Can Gio is like an isolated island, surrounded on all sides by rivers and the sea. It has both freshwater: the Long Tau River flows through the middle of the district; brackish water: mangroves and nipa palms cover the area; and Can Gio beach where the rivers flow into the sea.
The road to Can Gio.
Passing through Nha Be, heading towards Binh Khanh ferry, the hustle and bustle of Saigon's city life receded, seemingly far away. Wide, open roads stretched endlessly, occasionally dotted with shrimp farms and swiftlet houses, their chirping birds mingling on either side, amidst a vast expanse of green trees and fruit. The car stopped so my friends and I could grab a glass of coconut water, while my friend from Hanoi's Old Quarter pulled up a chair by the roadside to watch a herd of black pigs – a mother and three piglets – leisurely foraging. Then, turning back, he casually remarked, "It's so refreshing and comfortable. Let's sit here for a while and then head back to avoid getting more motion sickness, shall we?"
Can Gio boasts the most beautiful black sand beach in Vietnam. The black color of the sand is due to the mangrove forests in the area. Although swimming is not possible due to the large waves caused by the black sand, Can Gio beach offers abundant sunshine and fresh seafood, a delight for Saigon residents and tourists alike, with its vibrant display captivating visitors at the Hang Duong seafood market.
Boats on the Long Tau River, Can Gio.
A unique feature of ancient Vietnamese fishing villages is the temple dedicated to the Whale God. Legend says that fishermen consider the Whale God (also known as the Funeral Whale) a deity, having saved them from danger during storms and rough seas at sea. Therefore, when fishermen encounter a distressed whale at sea, they bring it ashore and erect a temple to worship this "largest mammal in the world," offering incense year-round. The Can Gio Sea God Temple also holds the annual Nghinh Ong Festival on the 15th day of the 8th lunar month.
Another unique aspect of Can Gio is that it is rare (or unique) in Vietnam to see wild animals living peacefully and carefree alongside humans like in Can Gio. Stepping onto Monkey Island, you'll see groups of monkeys, large and small, frolicking, jumping, and playfully interacting with each other throughout the mangrove forest, along the canal banks, and on the concrete roads. Tourist guides also remind visitors to be careful with their bags, phones, and wallets, in case the mischievous monkeys try to steal them.

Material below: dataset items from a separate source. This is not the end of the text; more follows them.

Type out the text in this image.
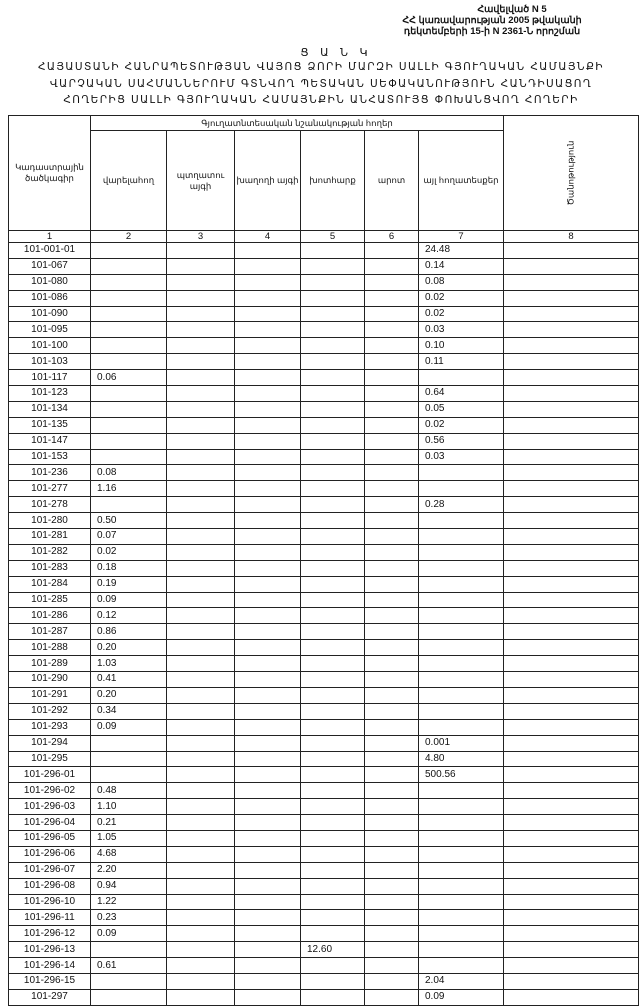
Հավելված N 5
ՀՀ կառավարության 2005 թվականի
դեկտեմբերի 15-ի N 2361-Ն որոշման
Ց Ա Ն Կ
ՀԱՅԱՍՏԱՆԻ ՀԱՆՐԱՊԵՏՈՒԹՅԱՆ ՎԱՅՈՑ ՁՈՐԻ ՄԱՐԶԻ ՍԱԼԼԻ ԳՅՈՒՂԱԿԱՆ ՀԱՄԱՅՆՔԻ
ՎԱՐՉԱԿԱՆ ՍԱՀՄԱՆՆԵՐՈՒՄ ԳՏՆՎՈՂ ՊԵՏԱԿԱՆ ՍԵՓԱԿԱՆՈՒԹՅՈՒՆ ՀԱՆԴԻՍԱՑՈՂ
ՀՈՂԵՐԻՑ ՍԱԼԼԻ ԳՅՈՒՂԱԿԱՆ ՀԱՄԱՅՆՔԻՆ ԱՆՀԱՏՈՒՅՑ ՓՈԽԱՆՑՎՈՂ ՀՈՂԵՐԻ
Կադաստրային ծածկագիր	Գյուղատնտեսական նշանակության հողեր						Ծանոթություն

	վարելահող	պտղատու այգի	խաղողի այգի	խոտհարք	արոտ	այլ հողատեսքեր	
1	2	3	4	5	6	7	8
101-001-01						24.48	
101-067						0.14	
101-080						0.08	
101-086						0.02	
101-090						0.02	
101-095						0.03	
101-100						0.10	
101-103						0.11	
101-117	0.06						
101-123						0.64	
101-134						0.05	
101-135						0.02	
101-147						0.56	
101-153						0.03	
101-236	0.08						
101-277	1.16						
101-278						0.28	
101-280	0.50						
101-281	0.07						
101-282	0.02						
101-283	0.18						
101-284	0.19						
101-285	0.09						
101-286	0.12						
101-287	0.86						
101-288	0.20						
101-289	1.03						
101-290	0.41						
101-291	0.20						
101-292	0.34						
101-293	0.09						
101-294						0.001	
101-295						4.80	
101-296-01						500.56	
101-296-02	0.48						
101-296-03	1.10						
101-296-04	0.21						
101-296-05	1.05						
101-296-06	4.68						
101-296-07	2.20						
101-296-08	0.94						
101-296-10	1.22						
101-296-11	0.23						
101-296-12	0.09						
101-296-13				12.60			
101-296-14	0.61						
101-296-15						2.04	
101-297						0.09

Crocodiles in the Sac Forest.
The nature and wildlife here are incredibly diverse.
We strolled into the Sac Forest, one of the largest mangrove forests in the country, a result of the efforts of the City's Youth Volunteers after Liberation Day (the old forest had been destroyed by chemicals and bombs during the war against the US). The further we went, the more we admired the slender trunks and branches of the mangrove trees, their strong, sprawling roots reaching deep into the muddy soil, and the more we felt the vibrant life of nature and the people of this land.
The huts, the ravines, the water tanks, the trenches… recount the tragic and heroic, the indomitable spirit of the Can Gio base – one of the two largest resistance bases in Saigon (alongside Cu Chi) – with its legendary Sac Forest Special Forces, known for their "ghostly" maneuvers that created world-shaking victories such as the burning of 150 million liters of gasoline in the Nha Be fuel depot, juggling fighting and survival against jungle rain, mosquitoes, leeches, and crocodiles swimming right underfoot… Groups of visitors, both Western and Vietnamese, listen with admiration to the old stories, including veterans. Every time they enter a hut with a model of a meeting, battlefield, or training session, the veterans stand at attention, salute in military fashion, and loudly proclaim: "Greetings, comrades!"